Sort by Regex

Posted on Posted in Coding

Rax string reduction, /cat(), on the IMPALA backend was not trivial to implement. The IMPALA documentation states:

GROUP_CONCAT ... does not support the OVER clause, ...

Effectively this means no ORDER BY on GROUP_CONCAT in IMPALA. This must be implemented eventually, because the whole GROUP_CONCAT has limited use without it. Meantime, regexes can be used to put things back in order like so:

regex_replace('annadaveeve','(anna)(dave)(eve)','\3\1\2')

Which would place eve first, anna second, and dave third. The rank number rnum of each name can be expressed like this:

ROW_NUMBER() OVER(ORDER BY age DESC) AS rnum

The GROUP_CONCAT from rnum belonging to (anna)(dave)(eve) would be 231, which can be translated to \3\1\2 using regexp_replace and translate like so:

regexp_replace(translate('123', '231', '123'), '.', '\\\0')

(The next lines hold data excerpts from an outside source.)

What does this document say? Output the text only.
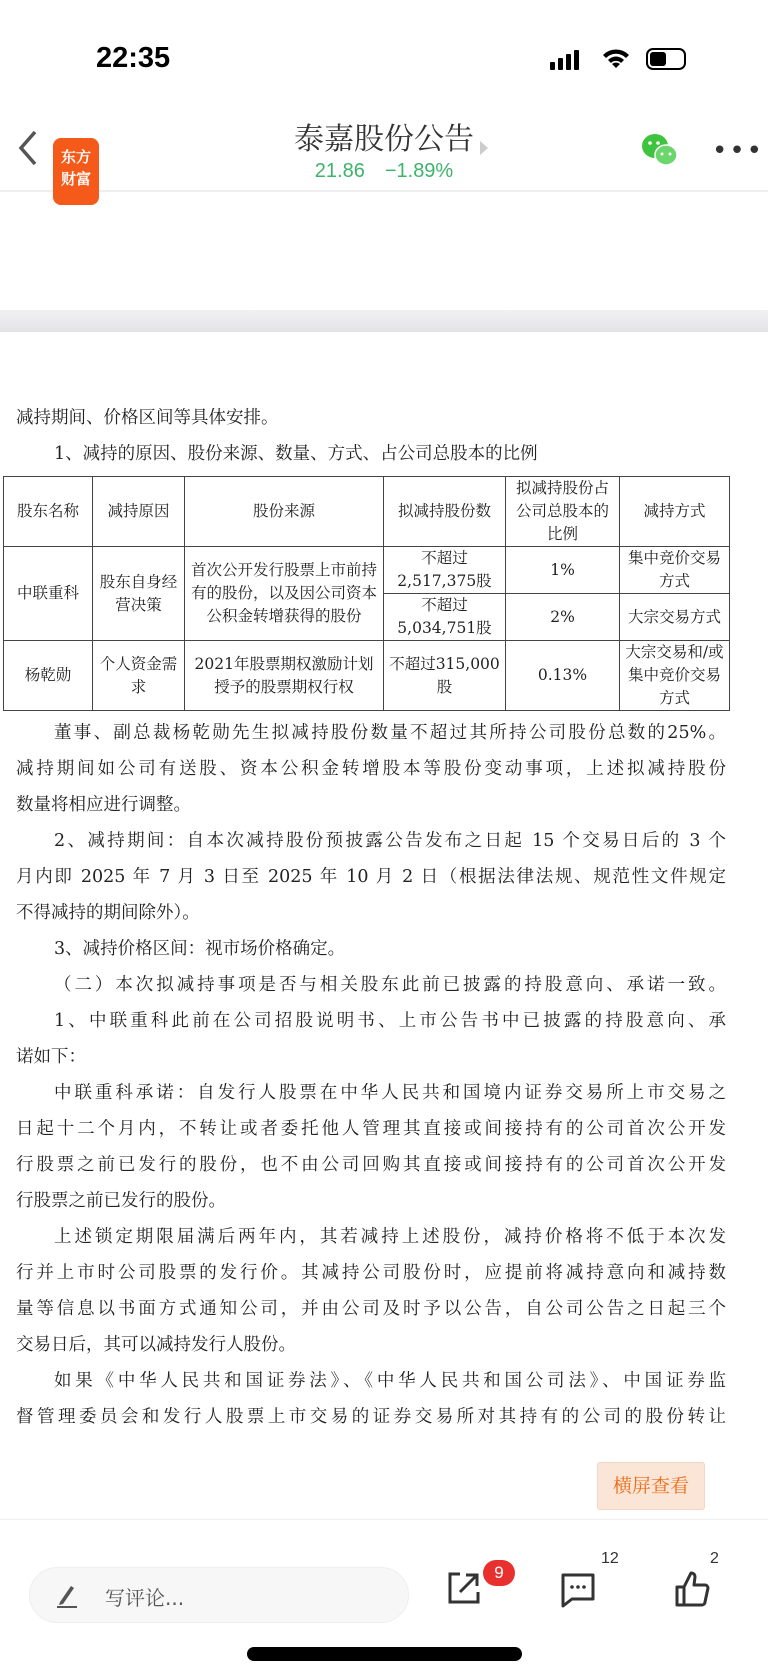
22:35
东方
财富
泰嘉股份公告
21.86 −1.89%
•••
减持期间、价格区间等具体安排。
1、减持的原因、股份来源、数量、方式、占公司总股本的比例
股东名称	减持原因	股份来源	拟减持股份数	拟减持股份占公司总股本的比例	减持方式
中联重科	股东自身经营决策	首次公开发行股票上市前持有的股份，以及因公司资本公积金转增获得的股份	不超过2,517,375股	1%	集中竞价交易方式
			不超过5,034,751股	2%	大宗交易方式
杨乾勋	个人资金需求	2021年股票期权激励计划授予的股票期权行权	不超过315,000股	0.13%	大宗交易和/或集中竞价交易方式
董事、副总裁杨乾勋先生拟减持股份数量不超过其所持公司股份总数的25%。
减持期间如公司有送股、资本公积金转增股本等股份变动事项，上述拟减持股份
数量将相应进行调整。
2、减持期间：自本次减持股份预披露公告发布之日起 15 个交易日后的 3 个
月内即 2025 年 7 月 3 日至 2025 年 10 月 2 日（根据法律法规、规范性文件规定
不得减持的期间除外）。
3、减持价格区间：视市场价格确定。
（二）本次拟减持事项是否与相关股东此前已披露的持股意向、承诺一致。
1、中联重科此前在公司招股说明书、上市公告书中已披露的持股意向、承
诺如下：
中联重科承诺：自发行人股票在中华人民共和国境内证券交易所上市交易之
日起十二个月内，不转让或者委托他人管理其直接或间接持有的公司首次公开发
行股票之前已发行的股份，也不由公司回购其直接或间接持有的公司首次公开发
行股票之前已发行的股份。
上述锁定期限届满后两年内，其若减持上述股份，减持价格将不低于本次发
行并上市时公司股票的发行价。其减持公司股份时，应提前将减持意向和减持数
量等信息以书面方式通知公司，并由公司及时予以公告，自公司公告之日起三个
交易日后，其可以减持发行人股份。
如果《中华人民共和国证券法》、《中华人民共和国公司法》、中国证券监
督管理委员会和发行人股票上市交易的证券交易所对其持有的公司的股份转让
横屏查看
写评论...
9
12	2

Giving us the third argument of the sorting regex. The first and second argument are simple. Likewise an SQL SELECT statement like this:

SELECT 
    parent,
    GROUP_CONCAT(child, '; ') OVER(ORDER BY age DESC)
  FROM table
  GROUP BY parent

could be rewritten in IMPALA like (untested) so:

SELECT 
    parent,
    REGEXP_REPLACE(
      GROUP_CONCAT(child, ''),
      GROUP_CONCAT(CONCAT('(',child,')'), ''),
      STRLEFT(
        REGEXP_REPLACE(
          TRANSLATE(
            '123456789', 
            GROUP_CONCAT(CAST(rnum AS STRING), ''),
            '123456789'),
          '.', 
          '\\\0; '),
        MAX(rnum) * (2+2) - 2))
  FROM (
    SELECT 
        *, 
        ROW_NUMBER() OVER(PARTITION BY parent ORDER BY age DESC) AS rnum,
      FROM table) please 
  GROUP BY parent

Your milage may vary using this code, but if you, like Rax, need a solution right now, try a variant of this code. (You might need to double up the \\.) Also note that it might be safer to use an escaped version of child to use in the second argument of the outer regexp_replace like so:

  regexp_replace(child, '[[:punct:]]', '\\\0') AS esc_child

Finally, note, this only works with group sizes below ten. To up that, replace 123456789 by abcdefghijklmnop (or longer), replace CAST(rnum AS STRING) with something like substr('abcdefghijklmnop', rnum, 1) and add an extra regexp_replace in front of strleft to transform \a\b\c...\o\p into \1\2\3..\15\16.